Originally Answered: If your underweight what can ... waste away?
The immediate problem with being underweight is that it might be secondary to, and/or symptomatic of, an underlying disease. Unexplained weight loss requires professional medical diagnosis.
Underweight can also be a primary causative condition. Severely underweight individuals may have poor physical stamina and a weak immune system, leaving them open to infection. According to Robert E. Black of the Johns Hopkins School of Public Health, "Underweight status ... and micronutrient deficiencies also cause decreases in immune and non-immune host defenses, and should be classified as underlying causes of death if followed by infectious diseases that are the terminal associated causes." People who are malnutrative underweight raise special concerns, as not only gross caloric intake may be inadequate, but also intake and absorption of other vital nutrients, especially essential amino acids and micronutrients such as vitamins and minerals.
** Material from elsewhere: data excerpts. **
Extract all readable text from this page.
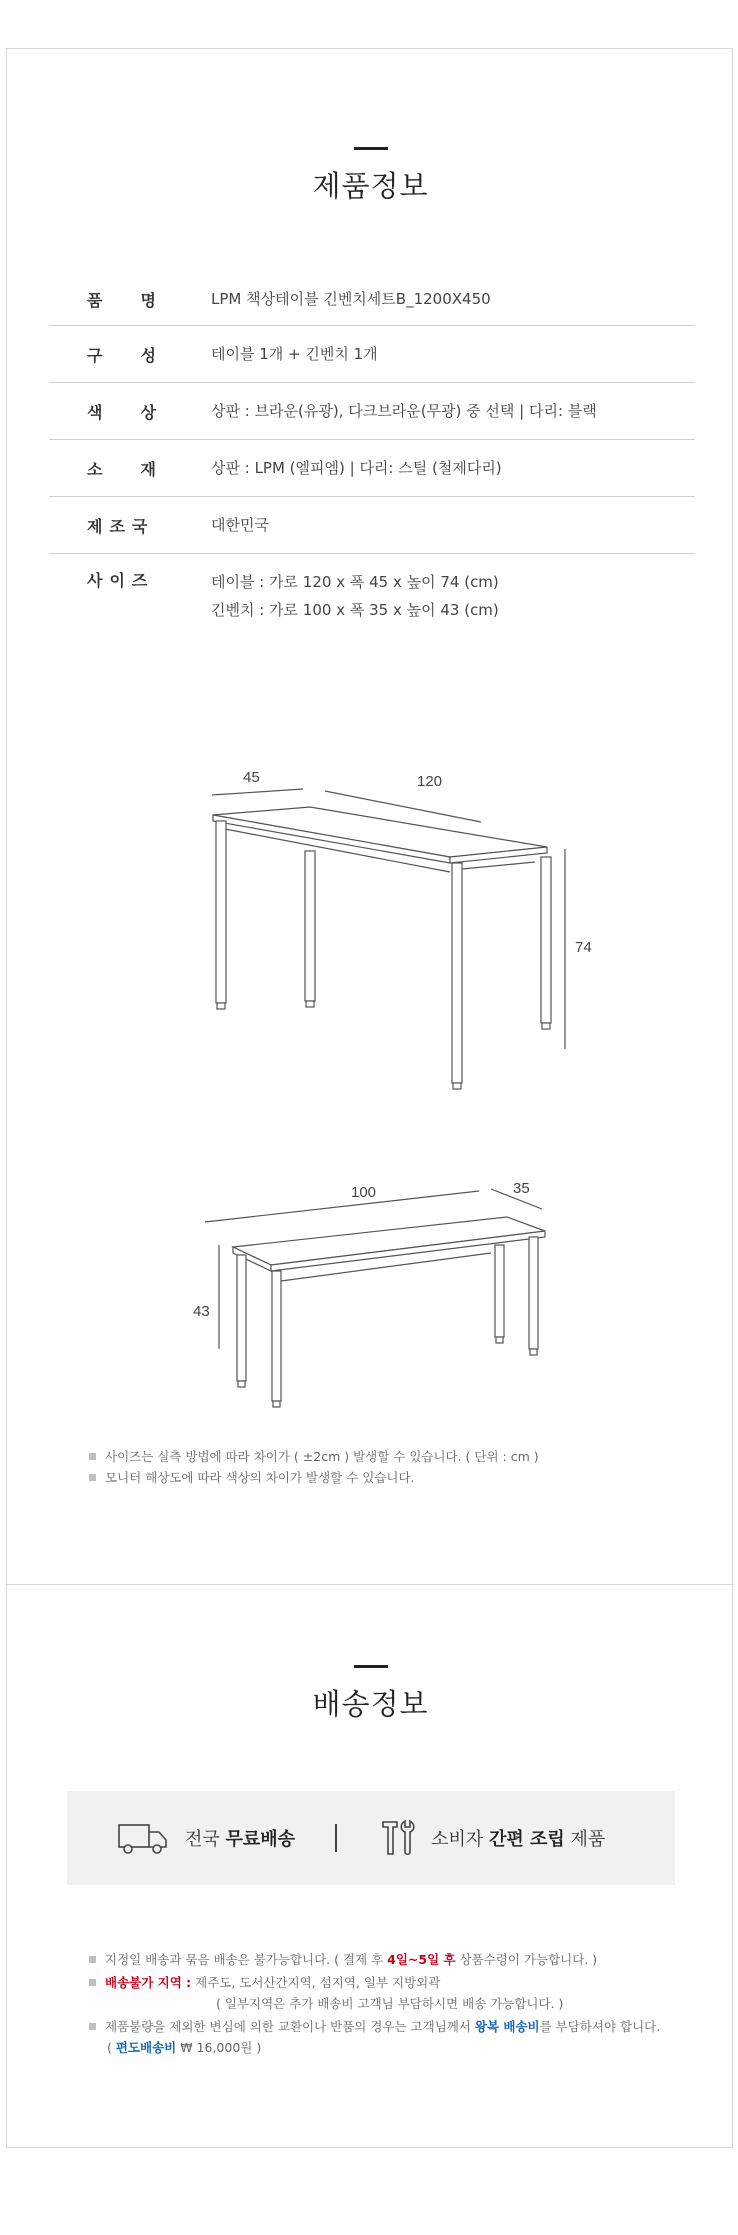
제품정보
품　　명	LPM 책상테이블 긴벤치세트B_1200X450
구　　성	테이블 1개 + 긴벤치 1개
색　　상	상판 : 브라운(유광), 다크브라운(무광) 중 선택 | 다리: 블랙
소　　재	상판 : LPM (엘피엠) | 다리: 스틸 (철제다리)
제조국	대한민국
사이즈	테이블 : 가로 120 x 폭 45 x 높이 74 (cm)
긴벤치 : 가로 100 x 폭 35 x 높이 43 (cm)
45	120
74
100	35
43
사이즈는 실측 방법에 따라 차이가 ( ±2cm ) 발생할 수 있습니다. ( 단위 : cm )
모니터 해상도에 따라 색상의 차이가 발생할 수 있습니다.
배송정보
전국 무료배송	소비자 간편 조립 제품
지정일 배송과 묶음 배송은 불가능합니다. ( 결제 후 4일~5일 후 상품수령이 가능합니다. )
배송불가 지역 : 제주도, 도서산간지역, 섬지역, 일부 지방외곽
( 일부지역은 추가 배송비 고객님 부담하시면 배송 가능합니다. )
제품불량을 제외한 변심에 의한 교환이나 반품의 경우는 고객님께서 왕복 배송비를 부담하셔야 합니다.
( 편도배송비 ₩ 16,000원 )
In women, being grossly underweight can result in amenorrhea (absence of menstruation), infertility and possible complications during pregnancy. It can also cause anemia and hair loss.
Underweight is an established risk factor for osteoporosis, even for young people. This is a particular insidious consequence, because the affected persons do not notice the danger. After the occurrence of first spontaneous fractures the damage is often already irreversible.
Being underweight causes increased mortality at rates comparable to that seen in morbidly obese people.
One of the first things to shrink will be a woman's breasts. You will lose muscle as the body eats it for nutrition. You will start looking like a starving person, thin and sickly. When your immune system goes you can catch anything that comes around and not be able to fight it off.